This is not happening.

This is not your body, picking up a .45 from the floor where it's still spinning. You didn't kick a man's feet from under him. You are not pinning him to the floor. You don't press the hard unyielding bone of your knee into his back. You don't hear vertebrae crunch under your weight.

You don't pull a trigger.

It's not you who remains silent, standing up and scanning the room with dark eyes, mechanical and efficient. It's not your hands pocketing the warm, slightly greasy gun. It's not your feet carrying you to the locker in the wall of this room.

You don't feel the cold slide of disappointment down your throat at the sight of empty shelves.

(What you feel is relief, a welcome wash of warmth around you, or whatever remains of you, in the passenger seat, shamefully clinging to any sort of victory, even if only conspired into being by others outsmarting your body's driving force, leaving you nearly breathless, metaphorically or perhaps just metaphysically, if your existence at the moment even amounts to that—you are not sure, still at odds with your captivity, so unlike anything else and ultimately indescribable.)

You are not angry.


Your body isn't doing this. You're not picking up a woman's lifeless form, coldly cataloguing the reddened skin of her ankles and wrists and her blackened neck. You don't haul her over your shoulder with practised ease. You don't carry her to the bathroom where a bathtub, a saw, and a roll of clear plastic are waiting.

(What you're doing is despairing, voicelessly wailing into a void that would carry no sound even if you made it, desperate to close your eyes—which do not exist anymore, for you—to still your hands—just outside of reach, like your nerves have been blocked, as if you're on the cusp of being released from the clutches of sleep paralysis—yes, you remember that—desperate at your own incapabilities, at not being able to stop every sight and sound.)

You are not satisfied with a job completed. You do not smile.


You don't yield to your carnal desires.

It's not you that is gripped by a sudden need for relief, or a wish to celebrate, at random intervals or triggered by a lucky streak.

You do not trawl dingy watering holes for the company of barely conscious, almost-willing bodies. You do not pay for the services of a young woman when you're in a generous mood. You do not stalk high school girls in towns you pass by.

(You still despair at this, even after an eternity has passed by, and your emotions have become something worn, like they ran out when you'd consumed your memory of bodily autonomy and turned to consuming the memory of feelings, instead, carding through them until they started to fray—if you could remember what it's like to run your fingertips over cloth, a tie, the lapel of a suit, flannel, anything, you'd say it was like that, but you can't—and so you do not know whether you really feel anything or whether it's just out of habit, an abstract sense of decorum you cling to because there is nothing else left for you to call human, not in this time out of mind—)

You do not enjoy the parting of flesh, the give of soft tissue under skin softer still, the way the bodies under you open up and resist and invite. You do not like the way the skin under your hand blossoms white, then red, fascinatingly universal across bodies of all shape and size.

You do not sleep well.


You are not slipping.

It's not you feeling a net closing in around you. You do not summon powers beyond your own abilities. It's not you cutting off yet another piece of this vessel, forming it into a shadow of a shadow.

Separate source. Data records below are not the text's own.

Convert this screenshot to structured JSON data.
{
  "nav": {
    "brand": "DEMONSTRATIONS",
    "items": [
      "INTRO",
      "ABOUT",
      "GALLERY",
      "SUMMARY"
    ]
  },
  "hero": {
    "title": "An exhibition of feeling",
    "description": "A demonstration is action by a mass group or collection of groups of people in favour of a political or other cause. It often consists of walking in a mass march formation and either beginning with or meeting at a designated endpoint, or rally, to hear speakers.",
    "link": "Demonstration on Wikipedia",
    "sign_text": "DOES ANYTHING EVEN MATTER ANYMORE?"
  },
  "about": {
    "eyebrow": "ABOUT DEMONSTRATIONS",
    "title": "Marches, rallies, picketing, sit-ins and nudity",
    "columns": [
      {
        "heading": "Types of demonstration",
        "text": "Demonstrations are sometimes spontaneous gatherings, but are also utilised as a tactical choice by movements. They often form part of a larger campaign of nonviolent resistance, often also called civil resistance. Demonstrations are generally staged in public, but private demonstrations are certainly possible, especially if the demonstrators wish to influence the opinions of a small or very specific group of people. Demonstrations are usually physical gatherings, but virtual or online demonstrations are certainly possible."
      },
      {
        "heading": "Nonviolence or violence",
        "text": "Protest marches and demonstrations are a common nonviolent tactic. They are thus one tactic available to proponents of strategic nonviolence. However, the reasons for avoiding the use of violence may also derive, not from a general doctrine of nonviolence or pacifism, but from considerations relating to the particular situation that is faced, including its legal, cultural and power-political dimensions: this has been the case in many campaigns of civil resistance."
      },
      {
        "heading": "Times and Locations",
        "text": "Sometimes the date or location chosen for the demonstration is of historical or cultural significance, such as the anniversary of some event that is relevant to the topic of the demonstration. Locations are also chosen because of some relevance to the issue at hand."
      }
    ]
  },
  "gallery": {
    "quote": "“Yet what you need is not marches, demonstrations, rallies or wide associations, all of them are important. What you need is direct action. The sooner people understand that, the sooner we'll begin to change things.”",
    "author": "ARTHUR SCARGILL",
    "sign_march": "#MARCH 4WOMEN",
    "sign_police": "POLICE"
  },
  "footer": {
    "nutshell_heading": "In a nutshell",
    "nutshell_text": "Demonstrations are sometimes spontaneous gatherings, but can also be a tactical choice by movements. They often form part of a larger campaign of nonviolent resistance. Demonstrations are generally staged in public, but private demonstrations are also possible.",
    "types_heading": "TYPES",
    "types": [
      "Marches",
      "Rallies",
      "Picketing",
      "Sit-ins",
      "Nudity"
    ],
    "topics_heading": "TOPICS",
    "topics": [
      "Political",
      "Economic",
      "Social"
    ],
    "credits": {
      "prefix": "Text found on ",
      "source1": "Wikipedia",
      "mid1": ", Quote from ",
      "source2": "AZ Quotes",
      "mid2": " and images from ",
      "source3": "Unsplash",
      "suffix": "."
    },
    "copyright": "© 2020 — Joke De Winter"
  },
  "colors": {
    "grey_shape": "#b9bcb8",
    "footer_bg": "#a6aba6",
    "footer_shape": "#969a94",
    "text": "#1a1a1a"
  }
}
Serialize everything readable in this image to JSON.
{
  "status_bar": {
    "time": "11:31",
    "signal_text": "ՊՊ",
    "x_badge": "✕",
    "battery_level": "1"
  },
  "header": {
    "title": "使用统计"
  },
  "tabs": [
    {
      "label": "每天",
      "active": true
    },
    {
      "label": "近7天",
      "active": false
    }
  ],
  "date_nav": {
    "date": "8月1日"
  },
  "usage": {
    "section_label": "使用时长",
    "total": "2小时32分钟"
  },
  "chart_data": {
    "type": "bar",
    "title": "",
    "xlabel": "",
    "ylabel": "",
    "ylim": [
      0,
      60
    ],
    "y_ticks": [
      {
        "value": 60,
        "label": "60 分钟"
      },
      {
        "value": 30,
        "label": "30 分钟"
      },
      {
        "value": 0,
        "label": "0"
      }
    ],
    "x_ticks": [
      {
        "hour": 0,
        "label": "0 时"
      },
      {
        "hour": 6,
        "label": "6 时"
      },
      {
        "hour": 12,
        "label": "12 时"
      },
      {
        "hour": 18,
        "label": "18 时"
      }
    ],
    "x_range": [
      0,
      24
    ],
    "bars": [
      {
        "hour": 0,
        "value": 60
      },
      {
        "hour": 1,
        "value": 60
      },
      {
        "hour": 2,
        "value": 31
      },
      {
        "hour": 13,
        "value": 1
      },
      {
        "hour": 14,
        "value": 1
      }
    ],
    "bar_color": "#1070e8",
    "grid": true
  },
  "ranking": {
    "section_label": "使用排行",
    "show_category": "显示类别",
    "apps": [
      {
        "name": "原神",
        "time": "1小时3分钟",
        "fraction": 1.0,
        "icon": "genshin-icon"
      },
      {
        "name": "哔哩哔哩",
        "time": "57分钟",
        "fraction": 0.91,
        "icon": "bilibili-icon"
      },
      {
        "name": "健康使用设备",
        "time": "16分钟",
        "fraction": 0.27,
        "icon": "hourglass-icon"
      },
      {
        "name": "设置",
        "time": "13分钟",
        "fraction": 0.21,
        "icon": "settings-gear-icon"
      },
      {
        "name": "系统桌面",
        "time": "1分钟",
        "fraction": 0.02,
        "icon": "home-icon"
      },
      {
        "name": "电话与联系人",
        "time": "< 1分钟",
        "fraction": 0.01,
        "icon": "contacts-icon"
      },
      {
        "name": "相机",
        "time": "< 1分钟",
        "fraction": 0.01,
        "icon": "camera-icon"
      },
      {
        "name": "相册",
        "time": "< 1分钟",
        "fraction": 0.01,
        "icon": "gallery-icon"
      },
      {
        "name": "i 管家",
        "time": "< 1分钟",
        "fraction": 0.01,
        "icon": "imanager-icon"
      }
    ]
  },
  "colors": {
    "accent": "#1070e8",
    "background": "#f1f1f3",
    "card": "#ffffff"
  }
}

(You are, at this point, surely, beyond any emotions, but what goes through you is nearly hope, or perhaps just satisfaction at your body's owner's failures, his having to fashion a third-generation copy of you that almost blurs at the edges, made mostly out of your weaknesses—the final manifestation of your humanity—and his faltering, like ropes around you easing ever so slightly, knots not up to the standards of the Boy Scouts.)

You do not lose whatever it is that was still concealing your true self.


You are not caught. It's not your plan that's gone awry, not your body convulsing with the onslaught of the poisonous essence of your past selves. This pain and suffering isn't yours.

This is not you giving a thumbs up.

(What you're doing is not unlike burning—it is hard to find a way to describe things in any other way, anymore—alight at the arrival of your King and Knight and Queen, familiar and unfamiliar at turns beyond the glass; you burn for them to look and see, not this body that isn't you or yours, but what remains of you, shattered and ground into dust, slowly running through the fingers of time and space; you know that somewhere there is a body waiting for you, an empty vessel, mind out of time—)

This is not you, preparing for a battle you cannot afford to win.